Em uma democracia, ideias divergentes existem sobre como um país deve buscar crescimento e desenvolvimento. É parte do processo. Direita e Esquerda, Progressistas e Conservadores são parte dessa arena quando um lado oferece contrapeso ao outro. Todavia, existem limites e bom senso ao respeito pelos adversários, à reverência pelo regime, ao patamar daquilo que é civilizatório. Era sobre isso que minha turma aprendia naquela sala de aula.
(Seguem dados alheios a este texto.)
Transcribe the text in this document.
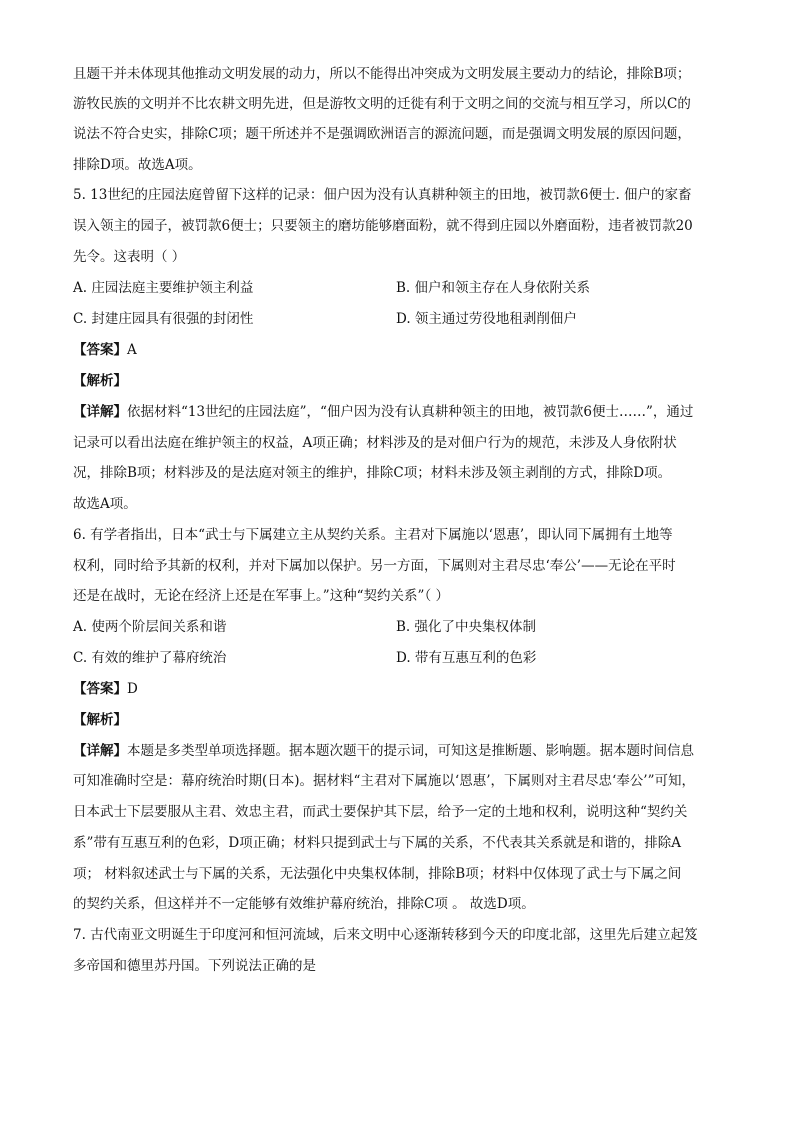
且题干并未体现其他推动文明发展的动力，所以不能得出冲突成为文明发展主要动力的结论，排除B项；
游牧民族的文明并不比农耕文明先进，但是游牧文明的迁徙有利于文明之间的交流与相互学习，所以C的
说法不符合史实，排除C项；题干所述并不是强调欧洲语言的源流问题，而是强调文明发展的原因问题，
排除D项。故选A项。
5. 13世纪的庄园法庭曾留下这样的记录：佃户因为没有认真耕种领主的田地，被罚款6便士. 佃户的家畜
误入领主的园子，被罚款6便士；只要领主的磨坊能够磨面粉，就不得到庄园以外磨面粉，违者被罚款20
先令。这表明（ ）
A. 庄园法庭主要维护领主利益	B. 佃户和领主存在人身依附关系
C. 封建庄园具有很强的封闭性	D. 领主通过劳役地租剥削佃户
【答案】A
【解析】
【详解】依据材料“13世纪的庄园法庭”，“佃户因为没有认真耕种领主的田地，被罚款6便士……”，通过
记录可以看出法庭在维护领主的权益，A项正确；材料涉及的是对佃户行为的规范，未涉及人身依附状
况，排除B项；材料涉及的是法庭对领主的维护，排除C项；材料未涉及领主剥削的方式，排除D项。
故选A项。
6. 有学者指出，日本“武士与下属建立主从契约关系。主君对下属施以‘恩惠’，即认同下属拥有土地等
权利，同时给予其新的权利，并对下属加以保护。另一方面，下属则对主君尽忠‘奉公’——无论在平时
还是在战时，无论在经济上还是在军事上。”这种“契约关系”（ ）
A. 使两个阶层间关系和谐	B. 强化了中央集权体制
C. 有效的维护了幕府统治	D. 带有互惠互利的色彩
【答案】D
【解析】
【详解】本题是多类型单项选择题。据本题次题干的提示词，可知这是推断题、影响题。据本题时间信息
可知准确时空是：幕府统治时期(日本)。据材料“主君对下属施以‘恩惠’，下属则对主君尽忠‘奉公’”可知，
日本武士下层要服从主君、效忠主君，而武士要保护其下层，给予一定的土地和权利，说明这种“契约关
系”带有互惠互利的色彩，D项正确；材料只提到武士与下属的关系，不代表其关系就是和谐的，排除A
项； 材料叙述武士与下属的关系，无法强化中央集权体制，排除B项；材料中仅体现了武士与下属之间
的契约关系，但这样并不一定能够有效维护幕府统治，排除C项 。 故选D项。
7. 古代南亚文明诞生于印度河和恒河流域，后来文明中心逐渐转移到今天的印度北部，这里先后建立起笈
多帝国和德里苏丹国。下列说法正确的是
Era sobre o “eu que se construía com o outro”, era sobre um país, como aquele em que assistimos o FHC entregar a faixa ao Lula em sua primeira eleição, ainda que tenha sido por ele, duramente criticado pelo seu programa de privatizações, mas, que ainda assim, pela democracia, facilitou a transição do governo.
Pobre Direita é essa que tenta se apresentar. Aumenta as minhas saudades daquelas sextas-feiras em sala de aula.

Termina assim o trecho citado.